In a statement, MACC said it obtained relevant documents from HRD Corp and the human resources ministry today as part of its probe into the issues outlined in the 2024 auditor-general’s (A-G) report, which was released last Thursday.
“Our initial analysis has identified 12 criticisms that were highlighted in the report. However, the primary focus of MACC’s investigation is on the criminal elements as contained in the MACC Act 2009,” the anti-graft agency said.
“It should be clarified that MACC’s investigation is not focused on issues of mismanagement and regulatory inconsistencies as these matters have already been addressed by HRD Corp during its ‘exit conference’ with the national audit department.”
An exit conference is a process during which those who are audited are given the chance to provide feedback or responses to the auditors’ findings.
Earlier today, MACC investigation division senior director Hishamuddin Hashim said the anti-graft agency’s investigation is focused on corruption, abuse of power, and misappropriation of funds.
Hishamuddin said no individuals had been summoned to give their statements but he did not not rule out the possibility that witnesses would be called after MACC had reviewed the documents they collected.
An agency under the human resources ministry, HRD Corp is responsible for driving Malaysia’s talent development through the collection of levies from employers, which is used to fund training and development programmes for the Malaysian workforce.

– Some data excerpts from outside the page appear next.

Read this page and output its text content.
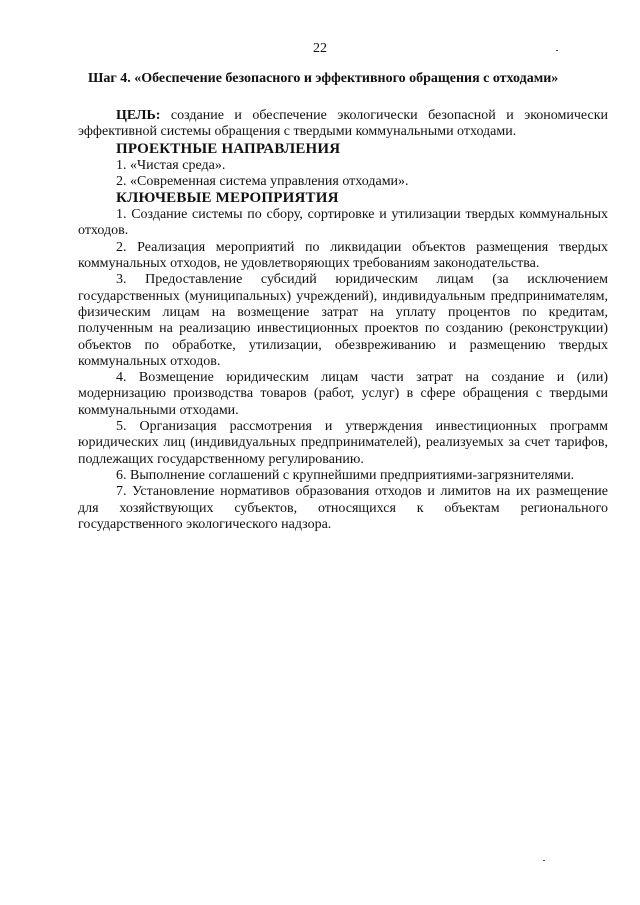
22
Шаг 4. «Обеспечение безопасного и эффективного обращения с отходами»

ЦЕЛЬ: создание и обеспечение экологически безопасной и экономически эффективной системы обращения с твердыми коммунальными отходами.

ПРОЕКТНЫЕ НАПРАВЛЕНИЯ

1. «Чистая среда».

2. «Современная система управления отходами».

КЛЮЧЕВЫЕ МЕРОПРИЯТИЯ

1. Создание системы по сбору, сортировке и утилизации твердых коммунальных отходов.

2. Реализация мероприятий по ликвидации объектов размещения твердых коммунальных отходов, не удовлетворяющих требованиям законодательства.

3. Предоставление субсидий юридическим лицам (за исключением государственных (муниципальных) учреждений), индивидуальным предпринимателям, физическим лицам на возмещение затрат на уплату процентов по кредитам, полученным на реализацию инвестиционных проектов по созданию (реконструкции) объектов по обработке, утилизации, обезвреживанию и размещению твердых коммунальных отходов.

4. Возмещение юридическим лицам части затрат на создание и (или) модернизацию производства товаров (работ, услуг) в сфере обращения с твердыми коммунальными отходами.

5. Организация рассмотрения и утверждения инвестиционных программ юридических лиц (индивидуальных предпринимателей), реализуемых за счет тарифов, подлежащих государственному регулированию.

6. Выполнение соглашений с крупнейшими предприятиями-загрязнителями.

7. Установление нормативов образования отходов и лимитов на их размещение для хозяйствующих субъектов, относящихся к объектам регионального государственного экологического надзора.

The A-G’s report recommended that the ministry refer HRD Corp’s management to enforcement agencies after it uncovered issues such as a questionable RM120 million property deal and poor governance in HRD Corp’s investments of RM3.727 billion – which resulted in unrealised losses of RM49.38 million from 29 investment transactions.
Among the other revelations in the A-G’s report were that HRD Corp’s investment panel failed to report substantial investment activities to its board of directors.
The A-G also flagged a suspicious disbursement of training grants, totalling RM51.69 million, to 3,726 individuals who attended training multiple times under the Gerak Insan Gemilang scheme.
The report also said 234 participants in the scheme were flagged as suspicious for having identical names and identification numbers.
In the report, auditor-general Wan Suraya Wan Radzi described HRD Corp’s corporate governance as “unsatisfactory”, adding that its management’s decisions “did not follow procedures and did not protect its interests to achieve its objectives”.